2020年にカナダのFarrellらの研究チームは、2019年10月までに登録されている9本の論文を解析しています。
結果として、
レジスタンストレーニングを行った調査では、1件で歩行の対称率、1件で片脚支持時間の対称性、1件で歩幅の対称性、3件で荷重の対称性改善を示した。
有酸素運動を行った調査では、2件で歩幅の対称性改善を示した。
レジスタンストレーニングと有酸素運動の組み合わせを行った調査では、1件で歩行の対称率改善を示した。

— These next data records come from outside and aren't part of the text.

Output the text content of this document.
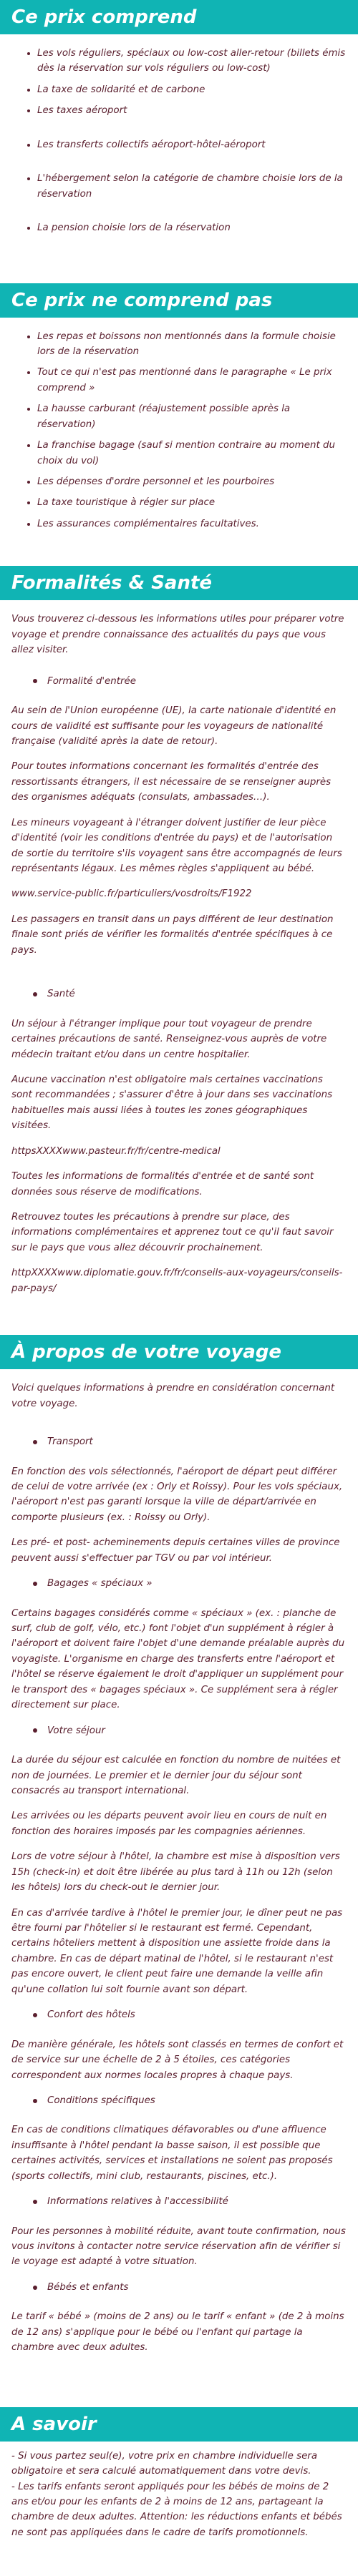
Ce prix comprend
• Les vols réguliers, spéciaux ou low-cost aller-retour (billets émis dès la réservation sur vols réguliers ou low-cost)
• La taxe de solidarité et de carbone
• Les taxes aéroport
• Les transferts collectifs aéroport-hôtel-aéroport
• L'hébergement selon la catégorie de chambre choisie lors de la réservation
• La pension choisie lors de la réservation
Ce prix ne comprend pas
• Les repas et boissons non mentionnés dans la formule choisie lors de la réservation
• Tout ce qui n'est pas mentionné dans le paragraphe « Le prix comprend »
• La hausse carburant (réajustement possible après la réservation)
• La franchise bagage (sauf si mention contraire au moment du choix du vol)
• Les dépenses d'ordre personnel et les pourboires
• La taxe touristique à régler sur place
• Les assurances complémentaires facultatives.
Formalités & Santé

Vous trouverez ci-dessous les informations utiles pour préparer votre voyage et prendre connaissance des actualités du pays que vous allez visiter.

Formalité d'entrée

Au sein de l'Union européenne (UE), la carte nationale d'identité en cours de validité est suffisante pour les voyageurs de nationalité française (validité après la date de retour).

Pour toutes informations concernant les formalités d'entrée des ressortissants étrangers, il est nécessaire de se renseigner auprès des organismes adéquats (consulats, ambassades…).

Les mineurs voyageant à l'étranger doivent justifier de leur pièce d'identité (voir les conditions d'entrée du pays) et de l'autorisation de sortie du territoire s'ils voyagent sans être accompagnés de leurs représentants légaux. Les mêmes règles s'appliquent au bébé.

www.service-public.fr/particuliers/vosdroits/F1922

Les passagers en transit dans un pays différent de leur destination finale sont priés de vérifier les formalités d'entrée spécifiques à ce pays.

Santé

Un séjour à l'étranger implique pour tout voyageur de prendre certaines précautions de santé. Renseignez-vous auprès de votre médecin traitant et/ou dans un centre hospitalier.

Aucune vaccination n'est obligatoire mais certaines vaccinations sont recommandées ; s'assurer d'être à jour dans ses vaccinations habituelles mais aussi liées à toutes les zones géographiques visitées.

httpsXXXXwww.pasteur.fr/fr/centre-medical

Toutes les informations de formalités d'entrée et de santé sont données sous réserve de modifications.

Retrouvez toutes les précautions à prendre sur place, des informations complémentaires et apprenez tout ce qu'il faut savoir sur le pays que vous allez découvrir prochainement.

httpXXXXwww.diplomatie.gouv.fr/fr/conseils-aux-voyageurs/conseils-par-pays/

À propos de votre voyage

Voici quelques informations à prendre en considération concernant votre voyage.

Transport

En fonction des vols sélectionnés, l'aéroport de départ peut différer de celui de votre arrivée (ex : Orly et Roissy). Pour les vols spéciaux, l'aéroport n'est pas garanti lorsque la ville de départ/arrivée en comporte plusieurs (ex. : Roissy ou Orly).

Les pré- et post- acheminements depuis certaines villes de province peuvent aussi s'effectuer par TGV ou par vol intérieur.

Bagages « spéciaux »

Certains bagages considérés comme « spéciaux » (ex. : planche de surf, club de golf, vélo, etc.) font l'objet d'un supplément à régler à l'aéroport et doivent faire l'objet d'une demande préalable auprès du voyagiste. L'organisme en charge des transferts entre l'aéroport et l'hôtel se réserve également le droit d'appliquer un supplément pour le transport des « bagages spéciaux ». Ce supplément sera à régler directement sur place.

Votre séjour

La durée du séjour est calculée en fonction du nombre de nuitées et non de journées. Le premier et le dernier jour du séjour sont consacrés au transport international.

Les arrivées ou les départs peuvent avoir lieu en cours de nuit en fonction des horaires imposés par les compagnies aériennes.

Lors de votre séjour à l'hôtel, la chambre est mise à disposition vers 15h (check-in) et doit être libérée au plus tard à 11h ou 12h (selon les hôtels) lors du check-out le dernier jour.

En cas d'arrivée tardive à l'hôtel le premier jour, le dîner peut ne pas être fourni par l'hôtelier si le restaurant est fermé. Cependant, certains hôteliers mettent à disposition une assiette froide dans la chambre. En cas de départ matinal de l'hôtel, si le restaurant n'est pas encore ouvert, le client peut faire une demande la veille afin qu'une collation lui soit fournie avant son départ.

Confort des hôtels

De manière générale, les hôtels sont classés en termes de confort et de service sur une échelle de 2 à 5 étoiles, ces catégories correspondent aux normes locales propres à chaque pays.

Conditions spécifiques

En cas de conditions climatiques défavorables ou d'une affluence insuffisante à l'hôtel pendant la basse saison, il est possible que certaines activités, services et installations ne soient pas proposés (sports collectifs, mini club, restaurants, piscines, etc.).

Informations relatives à l'accessibilité

Pour les personnes à mobilité réduite, avant toute confirmation, nous vous invitons à contacter notre service réservation afin de vérifier si le voyage est adapté à votre situation.

Bébés et enfants

Le tarif « bébé » (moins de 2 ans) ou le tarif « enfant » (de 2 à moins de 12 ans) s'applique pour le bébé ou l'enfant qui partage la chambre avec deux adultes.

A savoir
- Si vous partez seul(e), votre prix en chambre individuelle sera obligatoire et sera calculé automatiquement dans votre devis.
- Les tarifs enfants seront appliqués pour les bébés de moins de 2 ans et/ou pour les enfants de 2 à moins de 12 ans, partageant la chambre de deux adultes. Attention: les réductions enfants et bébés ne sont pas appliquées dans le cadre de tarifs promotionnels.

歩行の対称性と身体機能との関連性は、1件で歩行の非対称性歩行速度逆相関を認めたが、立脚時間の非対称性と歩行速度は関連していなかった。
だそうです。
ただし、今回の調査で含まれた対象者に偏りがあり、調査方法にバラつきがあるため、さらなる研究が必要だそうです。

 

今回は歩行の対称性が改善するかどうかと対称性が身体機能と関連しているかどうかの調査でしたが、歩行の非対称性による歩行コストの増加や見た目の問題などから、生活範囲を狭めてしまうこともあるかと思います。
生活範囲の狭小化はフレイルなど社会的な問題につながる可能性があるので、今後は歩行の対称性と社会活動との関連性も知りたいところですね。